The First World in our modern age is defined by comfort and comfort has no need for authentic artists, so we cast them out to the chaos of street life. Those of us who are privileged are able to completely disconnect from those who may make us uncomfortable. We consider it a perk of privilege. But this approach is actually doing serious damage to our psyches. We are naturally built for compassionate connection like we are built to breathe air. That’s the way the living system works. It takes a lot of misspent energy to go against the blueprint of who we actually are, to go against the natural flow of life. Embracing those made up stories of entitlement that we blanket ourselves in to stave off the “ugly” and “objectionable” is crushing our souls. This is what the authentic artists have to teach us.
Every time we turn our backs to that inherent inclination towards connection we are preforming a violent act on ourselves. Over time we develop our own type of mental illness, the insanity of “normalcy”. We accept it as normal to completely disregard the suffering of a fellow being who may be a mere few feet away.
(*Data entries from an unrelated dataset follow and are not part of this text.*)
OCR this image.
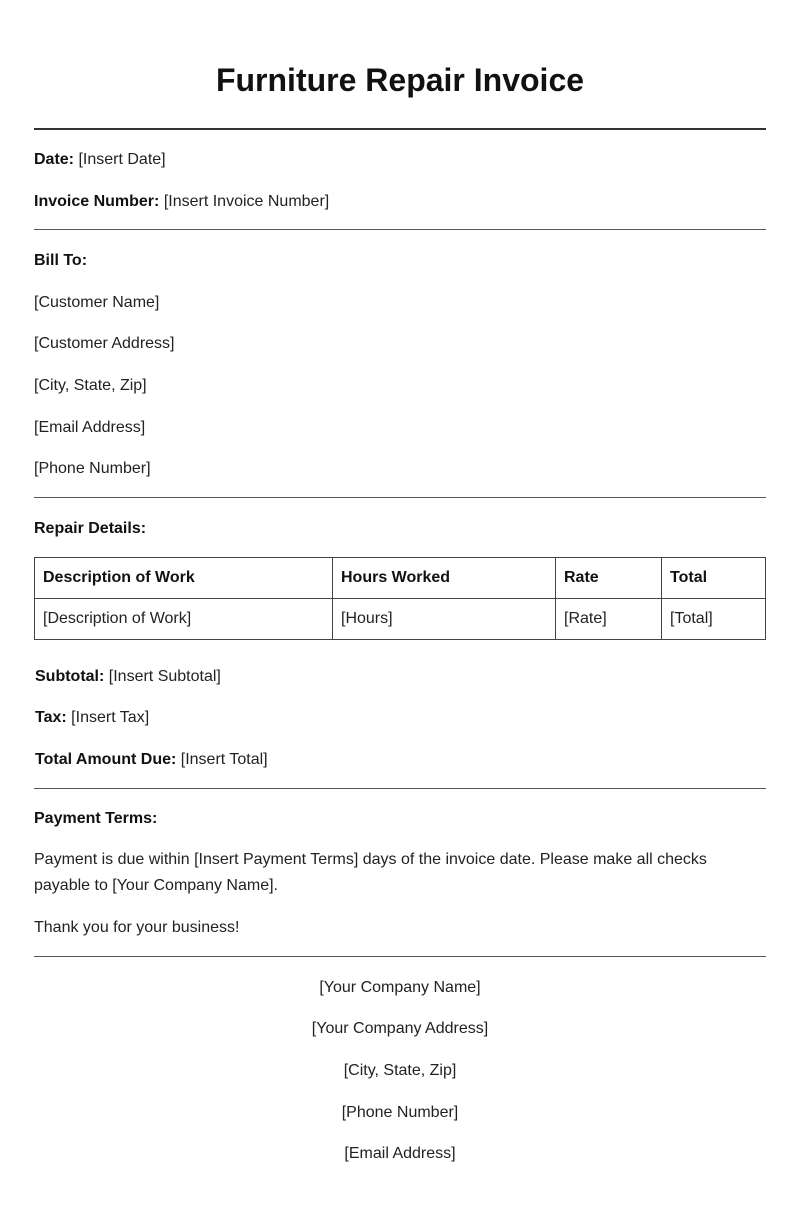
Furniture Repair Invoice
Date: [Insert Date]
Invoice Number: [Insert Invoice Number]
Bill To:
[Customer Name]
[Customer Address]
[City, State, Zip]
[Email Address]
[Phone Number]
Repair Details:
Description of Work	Hours Worked	Rate	Total
[Description of Work]	[Hours]	[Rate]	[Total]
Subtotal: [Insert Subtotal]
Tax: [Insert Tax]
Total Amount Due: [Insert Total]
Payment Terms:
Payment is due within [Insert Payment Terms] days of the invoice date. Please make all checks payable to [Your Company Name].
Thank you for your business!
[Your Company Name]
[Your Company Address]
[City, State, Zip]
[Phone Number]
[Email Address]
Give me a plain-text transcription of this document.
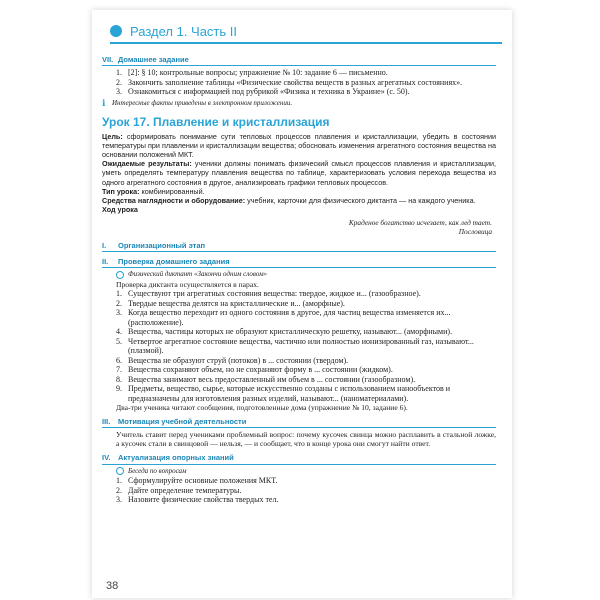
Раздел 1. Часть II
VII. Домашнее задание
1. [2]: § 10; контрольные вопросы; упражнение № 10: задание 6 — письменно.
2. Закончить заполнение таблицы «Физические свойства веществ в разных агрегатных состояниях».
3. Ознакомиться с информацией под рубрикой «Физика и техника в Украине» (с. 50).
ℹ Интересные факты приведены в электронном приложении.
Урок 17. Плавление и кристаллизация
Цель: сформировать понимание сути тепловых процессов плавления и кристаллизации, убедить в состоянии температуры при плавлении и кристаллизации вещества; обосновать изменения агрегатного состояния вещества на основании положений МКТ.
Ожидаемые результаты: ученики должны понимать физический смысл процессов плавления и кристаллизации, уметь определять температуру плавления вещества по таблице, характеризовать условия перехода вещества из одного агрегатного состояния в другое, анализировать графики тепловых процессов.
Тип урока: комбинированный.
Средства наглядности и оборудование: учебник, карточки для физического диктанта — на каждого ученика.
Ход урока
Краденое богатство исчезает, как лед тает.
Пословица
I.	Организационный этап
II.	Проверка домашнего задания
Физический диктант «Закончи одним словом»
Проверка диктанта осуществляется в парах.
1. Существуют три агрегатных состояния вещества: твердое, жидкое и... (газообразное).
2. Твердые вещества делятся на кристаллические и... (аморфные).
3. Когда вещество переходит из одного состояния в другое, для частиц вещества изменяется их... (расположение).
4. Вещества, частицы которых не образуют кристаллическую решетку, называют... (аморфными).
5. Четвертое агрегатное состояние вещества, частично или полностью ионизированный газ, называют... (плазмой).
6. Вещества не образуют струй (потоков) в ... состоянии (твердом).
7. Вещества сохраняют объем, но не сохраняют форму в ... состоянии (жидком).
8. Вещества занимают весь предоставленный им объем в ... состоянии (газообразном).
9. Предметы, вещество, сырье, которые искусственно созданы с использованием нанообъектов и предназначены для изготовления разных изделий, называют... (наноматериалами).
Два-три ученика читают сообщения, подготовленные дома (упражнение № 10, задание 6).
III.	Мотивация учебной деятельности
Учитель ставит перед учениками проблемный вопрос: почему кусочек свинца можно расплавить в стальной ложке, а кусочек стали в свинцовой — нельзя, — и сообщает, что в конце урока они смогут найти ответ.
IV.	Актуализация опорных знаний
Беседа по вопросам
1. Сформулируйте основные положения МКТ.
2. Дайте определение температуры.
3. Назовите физические свойства твердых тел.
38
Whenever I come across anyone regarded as a lunatic on the streets I remember a potent quote from the great spiritual teacher, Jiddu Kirshnamurti: It’s no measure of health to be well adjusted to a profoundly sick society.
Being forged by disconnected, privileged materialism is a listless and sick way to live. Those of us who have worked hard to establish our worth as determined by society often don’t recognize what the shamans, healers, wise crones and other such sages, mystics, artists and poets of past ages recognized; that everyone is worthy of attention. Everyone born on the planet has come with an offering for all of us. Especially those whose reality tunnels are so shadowy, mysterious and other-worldly. They have gifts for us! And to disregard the offering of any being in order to maintain the facade of societies normalcy and comfort in all its flat-screened glory misses the entire point of being here.
Elders from the First People of this land say that everything is sacred and we are all related. What if we began to live as if those elders were onto something? What if that was the point of being here?
“I wrote The Track of My Tears,” the man said, noticing my acknowledgement of him.
I pulled out my wallet and investigated. There was a lone five dollar bill. “I like that song,” I said. “That’s worth a Fin.” He gratefully accepted the bill as we shared a breath.